We recovered from this massive blow dealt to our customers and us, and by December 2007 business was better than ever. Then Jagex decided to fundamentally change the game to prevent real world trading. They introduced balanced trades, the Grand Exchange, they stopped free looting in wilderness and free staking in the duel arena. Basically they turned their free capitalistic game into a highly restricted communistic game. Our business declined naturally. Especially since Grand Exchange reduced the need for our item aquisition services. So their measures definitely had an impact. However, people still found ways to circumvent them by gold farming directly on customers’ account but this was never really a big thing like the old fashioned trade delivery method.

Then in 2011 Jagex brought back free trade, free loot, and free stakes. The reason for this was a shift in leadership within the company and a user instigated poll where 97% out of 1 million players voted for the return of free trade. Ironic that after spending so much time and money and implementing so many game changes to stop real world trading, the game ended up right where it began. Though probably too late. In the end, a game is not a cut-off ideal world with untouchable developer gods, it is a business that needs to make money. Runescape was not popular because of its graphics or single player content. Runescape was popular because it was massively multiplayer online, free market, and cut-throat all the way.

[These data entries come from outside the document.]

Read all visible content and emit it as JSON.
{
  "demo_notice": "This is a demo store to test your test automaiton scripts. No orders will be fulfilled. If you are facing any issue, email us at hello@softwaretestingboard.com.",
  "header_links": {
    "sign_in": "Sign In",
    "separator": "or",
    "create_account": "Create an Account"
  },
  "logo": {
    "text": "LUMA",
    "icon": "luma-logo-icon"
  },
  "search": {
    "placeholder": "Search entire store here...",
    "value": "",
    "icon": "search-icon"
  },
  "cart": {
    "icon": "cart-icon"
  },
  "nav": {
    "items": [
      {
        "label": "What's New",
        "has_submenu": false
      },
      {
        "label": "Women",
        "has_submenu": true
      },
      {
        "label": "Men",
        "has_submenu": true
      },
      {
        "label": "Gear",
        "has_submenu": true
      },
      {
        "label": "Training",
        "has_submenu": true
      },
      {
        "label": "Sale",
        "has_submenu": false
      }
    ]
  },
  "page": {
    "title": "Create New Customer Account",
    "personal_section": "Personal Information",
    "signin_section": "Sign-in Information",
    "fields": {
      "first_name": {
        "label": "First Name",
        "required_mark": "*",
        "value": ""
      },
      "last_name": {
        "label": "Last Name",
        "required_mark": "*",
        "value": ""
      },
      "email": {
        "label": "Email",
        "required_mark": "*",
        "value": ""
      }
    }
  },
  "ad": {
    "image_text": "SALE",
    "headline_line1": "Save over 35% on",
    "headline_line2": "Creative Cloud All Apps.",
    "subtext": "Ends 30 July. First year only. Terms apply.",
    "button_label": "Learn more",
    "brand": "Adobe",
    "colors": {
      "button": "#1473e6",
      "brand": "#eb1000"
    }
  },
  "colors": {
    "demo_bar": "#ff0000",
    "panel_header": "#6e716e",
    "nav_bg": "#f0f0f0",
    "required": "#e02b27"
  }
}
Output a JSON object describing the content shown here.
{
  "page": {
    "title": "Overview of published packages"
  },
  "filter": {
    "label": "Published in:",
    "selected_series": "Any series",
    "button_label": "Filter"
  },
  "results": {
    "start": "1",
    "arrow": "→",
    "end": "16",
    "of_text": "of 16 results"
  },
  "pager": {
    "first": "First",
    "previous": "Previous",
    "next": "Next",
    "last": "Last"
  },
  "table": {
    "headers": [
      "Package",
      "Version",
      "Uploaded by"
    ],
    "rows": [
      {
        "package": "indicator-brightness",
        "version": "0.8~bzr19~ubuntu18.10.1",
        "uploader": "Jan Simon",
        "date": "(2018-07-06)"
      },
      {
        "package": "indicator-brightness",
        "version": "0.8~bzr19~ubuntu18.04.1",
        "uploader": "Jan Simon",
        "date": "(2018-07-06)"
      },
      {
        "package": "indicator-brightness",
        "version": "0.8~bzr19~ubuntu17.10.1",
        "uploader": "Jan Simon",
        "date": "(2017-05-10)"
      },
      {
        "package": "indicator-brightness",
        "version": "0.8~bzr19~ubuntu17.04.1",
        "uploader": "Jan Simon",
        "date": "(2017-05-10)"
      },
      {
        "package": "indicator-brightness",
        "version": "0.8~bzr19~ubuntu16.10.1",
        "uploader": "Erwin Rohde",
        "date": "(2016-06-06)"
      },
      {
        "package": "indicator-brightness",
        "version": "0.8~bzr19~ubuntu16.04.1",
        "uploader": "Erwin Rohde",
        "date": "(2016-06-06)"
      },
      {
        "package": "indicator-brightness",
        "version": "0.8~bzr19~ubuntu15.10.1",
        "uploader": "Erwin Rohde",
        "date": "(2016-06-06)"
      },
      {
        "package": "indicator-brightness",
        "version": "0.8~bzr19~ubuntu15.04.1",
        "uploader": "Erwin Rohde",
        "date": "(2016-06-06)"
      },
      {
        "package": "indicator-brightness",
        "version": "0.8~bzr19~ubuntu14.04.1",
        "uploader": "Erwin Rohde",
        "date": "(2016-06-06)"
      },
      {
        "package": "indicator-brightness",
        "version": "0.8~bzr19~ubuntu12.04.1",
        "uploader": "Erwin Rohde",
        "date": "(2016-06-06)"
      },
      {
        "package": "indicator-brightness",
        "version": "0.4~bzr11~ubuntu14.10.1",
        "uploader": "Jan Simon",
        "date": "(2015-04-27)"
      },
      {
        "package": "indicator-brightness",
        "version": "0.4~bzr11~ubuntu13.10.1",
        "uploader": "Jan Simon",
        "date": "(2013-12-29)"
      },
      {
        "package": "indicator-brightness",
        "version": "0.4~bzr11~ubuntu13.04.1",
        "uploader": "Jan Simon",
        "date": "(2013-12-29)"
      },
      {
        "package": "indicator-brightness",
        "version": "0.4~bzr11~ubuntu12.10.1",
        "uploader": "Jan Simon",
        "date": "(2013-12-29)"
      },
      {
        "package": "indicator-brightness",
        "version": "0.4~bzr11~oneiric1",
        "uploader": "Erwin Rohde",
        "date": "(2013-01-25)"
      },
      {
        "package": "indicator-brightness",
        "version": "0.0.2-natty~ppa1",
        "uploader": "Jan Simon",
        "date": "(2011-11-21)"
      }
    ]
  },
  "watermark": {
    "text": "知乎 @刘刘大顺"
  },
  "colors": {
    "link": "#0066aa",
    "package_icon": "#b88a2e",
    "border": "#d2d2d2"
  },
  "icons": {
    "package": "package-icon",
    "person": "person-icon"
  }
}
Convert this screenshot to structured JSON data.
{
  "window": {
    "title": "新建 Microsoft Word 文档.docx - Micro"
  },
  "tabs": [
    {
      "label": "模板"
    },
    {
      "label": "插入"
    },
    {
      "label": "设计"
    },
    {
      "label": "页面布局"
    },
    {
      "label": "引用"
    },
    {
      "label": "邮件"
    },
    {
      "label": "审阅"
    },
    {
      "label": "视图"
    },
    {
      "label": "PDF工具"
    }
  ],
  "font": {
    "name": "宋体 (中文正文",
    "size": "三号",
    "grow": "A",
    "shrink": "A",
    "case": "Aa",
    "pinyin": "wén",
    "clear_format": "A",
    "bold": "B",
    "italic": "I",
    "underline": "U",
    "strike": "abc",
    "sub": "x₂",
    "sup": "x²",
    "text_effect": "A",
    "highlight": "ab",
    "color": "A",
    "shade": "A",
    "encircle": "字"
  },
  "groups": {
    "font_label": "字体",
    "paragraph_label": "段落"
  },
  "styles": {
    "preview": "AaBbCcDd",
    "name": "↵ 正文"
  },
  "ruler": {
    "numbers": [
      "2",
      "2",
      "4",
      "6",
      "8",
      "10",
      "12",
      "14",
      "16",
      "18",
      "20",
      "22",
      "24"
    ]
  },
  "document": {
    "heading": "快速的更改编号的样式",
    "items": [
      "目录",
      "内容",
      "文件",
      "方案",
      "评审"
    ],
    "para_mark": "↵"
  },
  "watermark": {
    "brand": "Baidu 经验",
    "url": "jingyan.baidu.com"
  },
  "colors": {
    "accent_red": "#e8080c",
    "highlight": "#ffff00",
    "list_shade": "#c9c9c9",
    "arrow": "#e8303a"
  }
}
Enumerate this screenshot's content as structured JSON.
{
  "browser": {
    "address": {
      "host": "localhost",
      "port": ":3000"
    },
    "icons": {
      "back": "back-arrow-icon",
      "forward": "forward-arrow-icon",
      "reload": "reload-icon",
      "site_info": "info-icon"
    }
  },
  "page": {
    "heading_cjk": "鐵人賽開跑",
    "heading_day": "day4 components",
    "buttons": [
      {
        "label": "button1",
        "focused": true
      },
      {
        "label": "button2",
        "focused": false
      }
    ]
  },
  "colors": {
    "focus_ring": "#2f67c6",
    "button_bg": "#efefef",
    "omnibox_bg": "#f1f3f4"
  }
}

We decided to relaunch our Runescape services as soon as free trade made it back into the game. This time around we were not gonna let them have cheap shots at us so we decided for a hosting in Netherlands which is outside of the DMCA zone. And so far we have not had any problems from Jagex at all other than the usual in-game gold balance resets.

The only thing we have received since then is a futile DMCA complaint from CCP Games, the company behind EVE Online. CCP Games and Jagex are probably the two most zealous game companies in the history of the world. CCP Games have not threatened with law suits yet but their effort against real world trading in the game is massive. They go so far as linking together real world trading accounts based on hardware profiles which is frankly quite hilarious. And although they generally don’t ban customers, they frequently reverse the trades and reset the ISK balance. Detected suppliers and vendors are all banned of course. No questions asked.

But such is the path of a real world trader. Full of setbacks.